Today's crisis also involves overflowing storage. Gulf states, unable to dispatch tankers because of safety concerns and lack of insurance, have filled nearly everything and been forced to reduce production despite attractive prices on the screen. There are still plenty of barrels in the world, just in the wrong place.

 

When May futures went negative six years ago, November contracts were $31.66. That left the market in sharp contango -- distant prices well above those for immediate delivery. A speculator with access to reasonably priced storage could have made a guaranteed profit by buying 1,000 physical barrels cheaply and immediately selling a contract expiring months later.

 

On Monday morning, the opposite held: extreme backwardation. The difference between U.S. futures for April delivery and those expiring in September got as high as $35 a barrel. By Tuesday morning, that gap had collapsed to about $13 as the market digested Trump's comment that the war would end "very soon."

 

That rapid reversal seems like the market had been betting on a prolonged war and then quickly reassessed its timeline. Back in 2020, when the market's sharp contango quickly corrected itself, it seemed like investors rightly concluded that the pandemic's effects would ease within months.

 

Both are partly true, but pundits not familiar with commodity markets can read too much into big moves.
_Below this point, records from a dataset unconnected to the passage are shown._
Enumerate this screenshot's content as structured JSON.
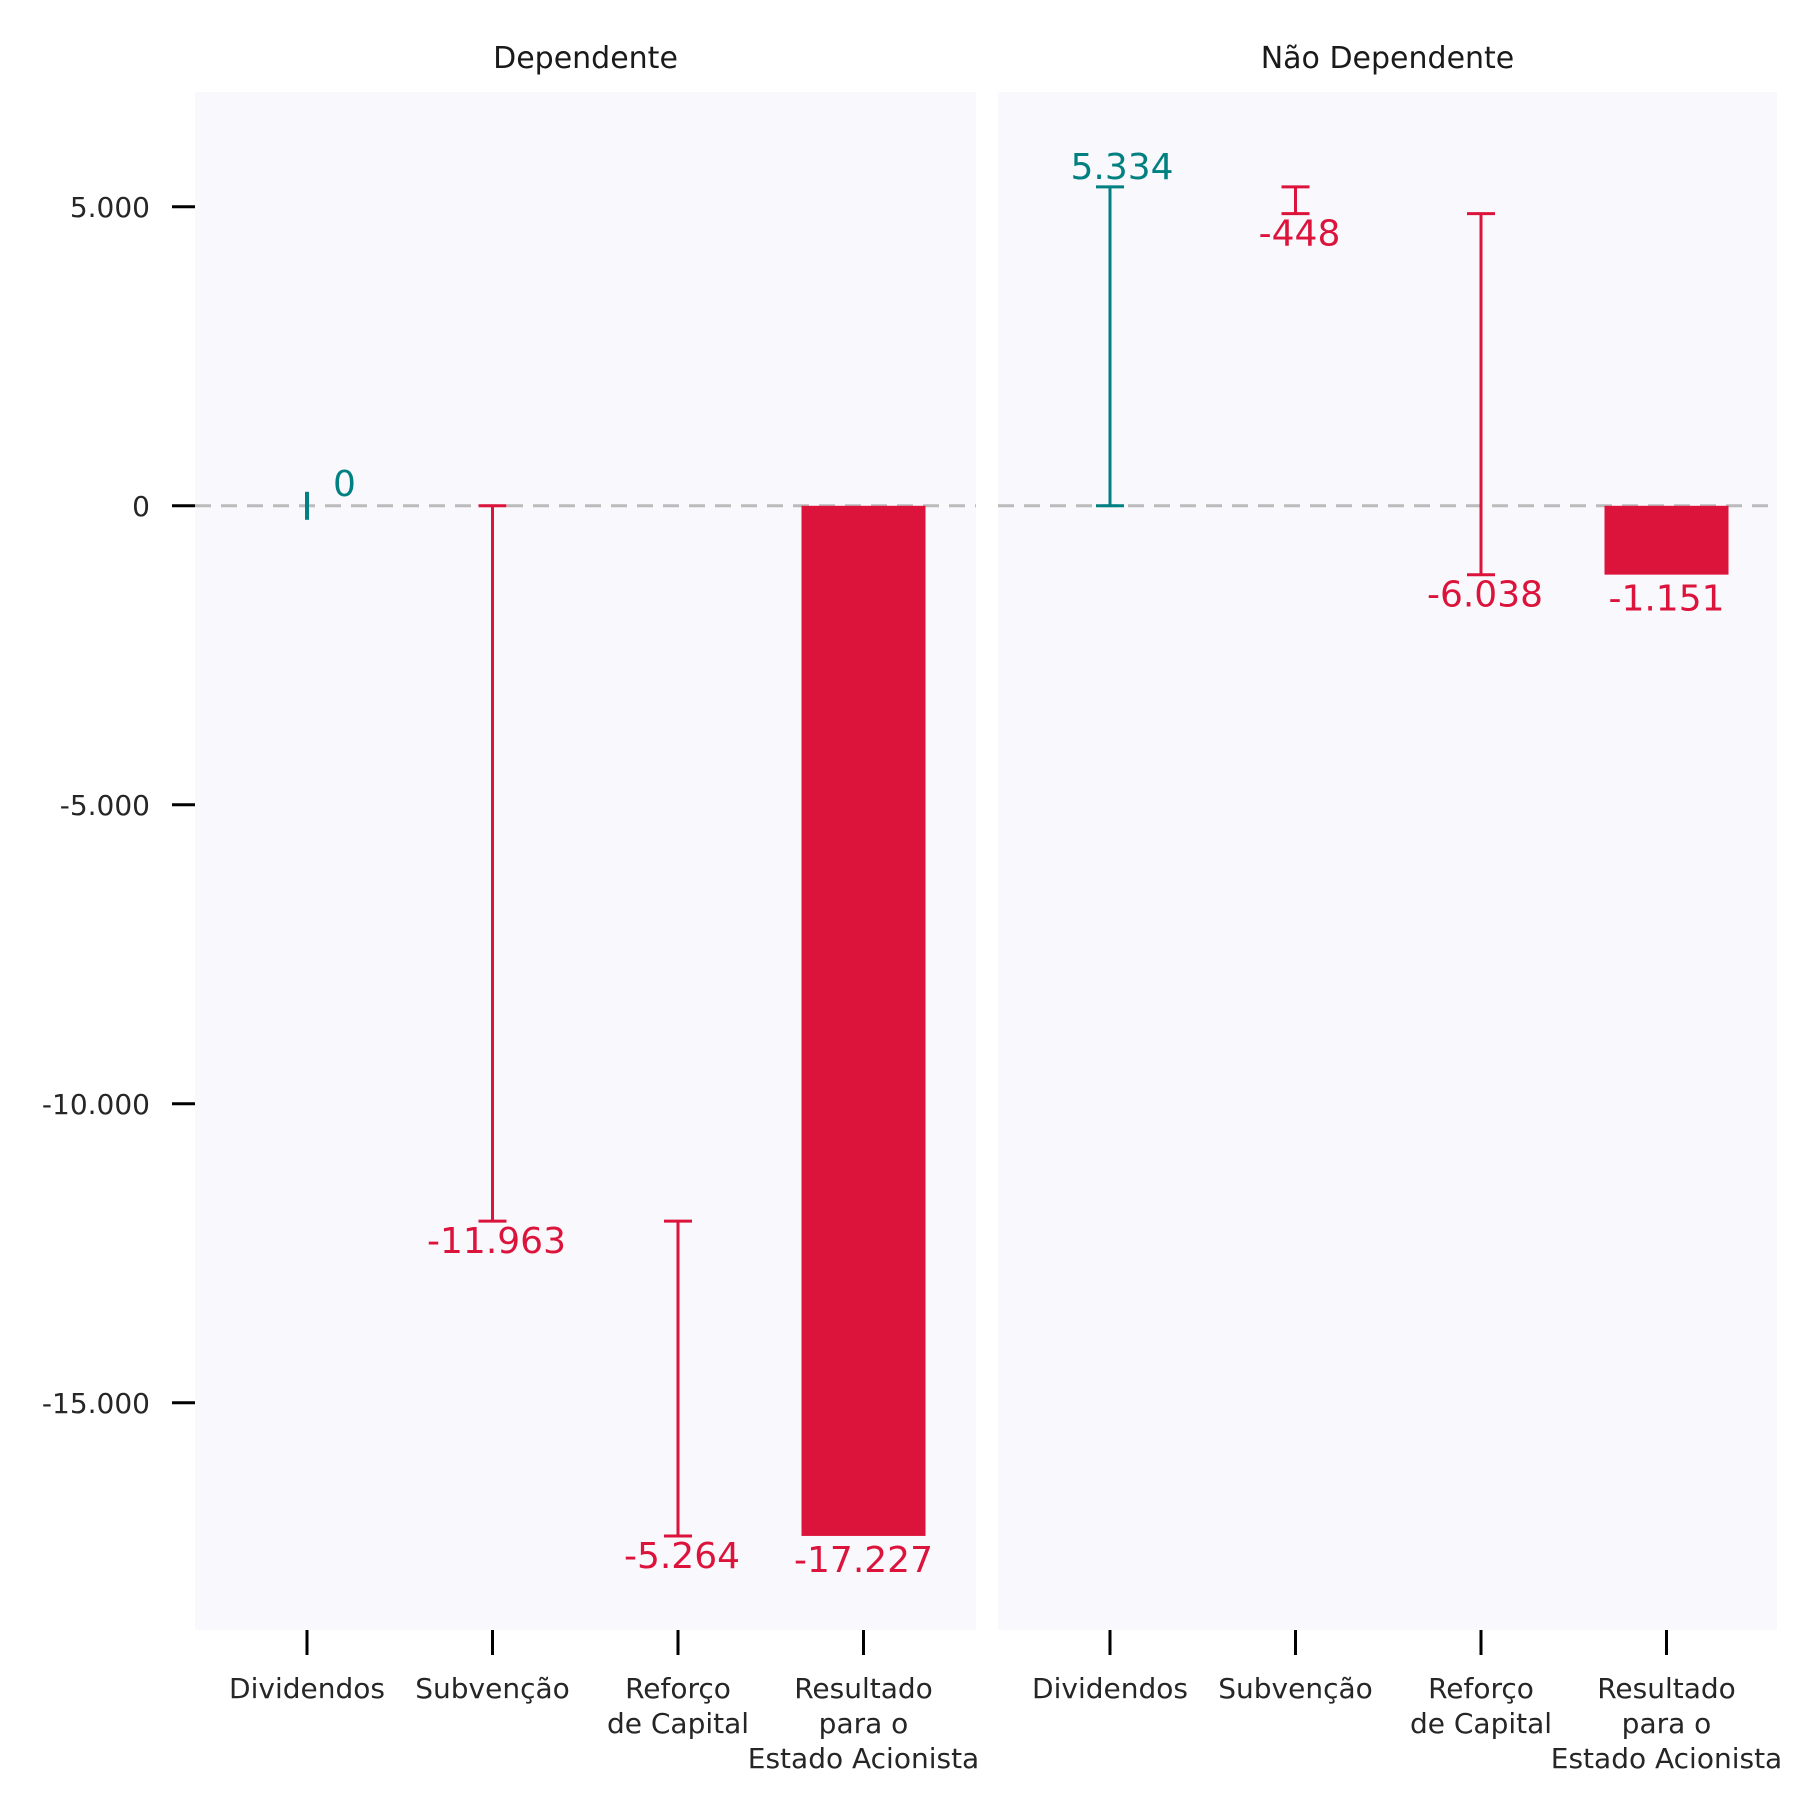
{
  "chart_data": {
    "type": "waterfall",
    "ylim": [
      -18800,
      6920
    ],
    "yticks": [
      5000,
      0,
      -5000,
      -10000,
      -15000
    ],
    "ytick_labels": [
      "5.000",
      "0",
      "-5.000",
      "-10.000",
      "-15.000"
    ],
    "grid": false,
    "zero_line": "dashed",
    "colors": {
      "positive": "#008080",
      "negative": "#DC143C",
      "panel_bg": "#F8F8FD",
      "zero_line": "#BBBBBB"
    },
    "categories": [
      [
        "Dividendos"
      ],
      [
        "Subvenção"
      ],
      [
        "Reforço",
        "de Capital"
      ],
      [
        "Resultado",
        "para o",
        "Estado Acionista"
      ]
    ],
    "panels": [
      {
        "title": "Dependente",
        "steps": [
          {
            "value": 0,
            "label": "0",
            "start": 0,
            "end": 0,
            "kind": "step"
          },
          {
            "value": -11963,
            "label": "-11.963",
            "start": 0,
            "end": -11963,
            "kind": "step"
          },
          {
            "value": -5264,
            "label": "-5.264",
            "start": -11963,
            "end": -17227,
            "kind": "step"
          },
          {
            "value": -17227,
            "label": "-17.227",
            "start": 0,
            "end": -17227,
            "kind": "total"
          }
        ]
      },
      {
        "title": "Não Dependente",
        "steps": [
          {
            "value": 5334,
            "label": "5.334",
            "start": 0,
            "end": 5334,
            "kind": "step"
          },
          {
            "value": -448,
            "label": "-448",
            "start": 5334,
            "end": 4886,
            "kind": "step"
          },
          {
            "value": -6038,
            "label": "-6.038",
            "start": 4886,
            "end": -1152,
            "kind": "step"
          },
          {
            "value": -1151,
            "label": "-1.151",
            "start": 0,
            "end": -1151,
            "kind": "total"
          }
        ]
      }
    ]
  }
}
A buyer who needed oil had to pay a hefty "convenience yield" this week. A seller awash in barrels back in 2020 was practically giving them away.

 

In both cases, speculators pounced on a rare and profitable pricing anomaly that can't last for very long. Trump's comments provided the spark this time, but distant futures have to converge with spot prices eventually.

 

When there's a physical bottleneck in the market, weird things happen. Just don't assume the futures market is able to tell the future.” [1]

 

1. From Feast to Famine in the Oil Market. Jakab, Spencer.  Wall Street Journal, Eastern edition; New York, N.Y.. 11 Mar 2026: B12.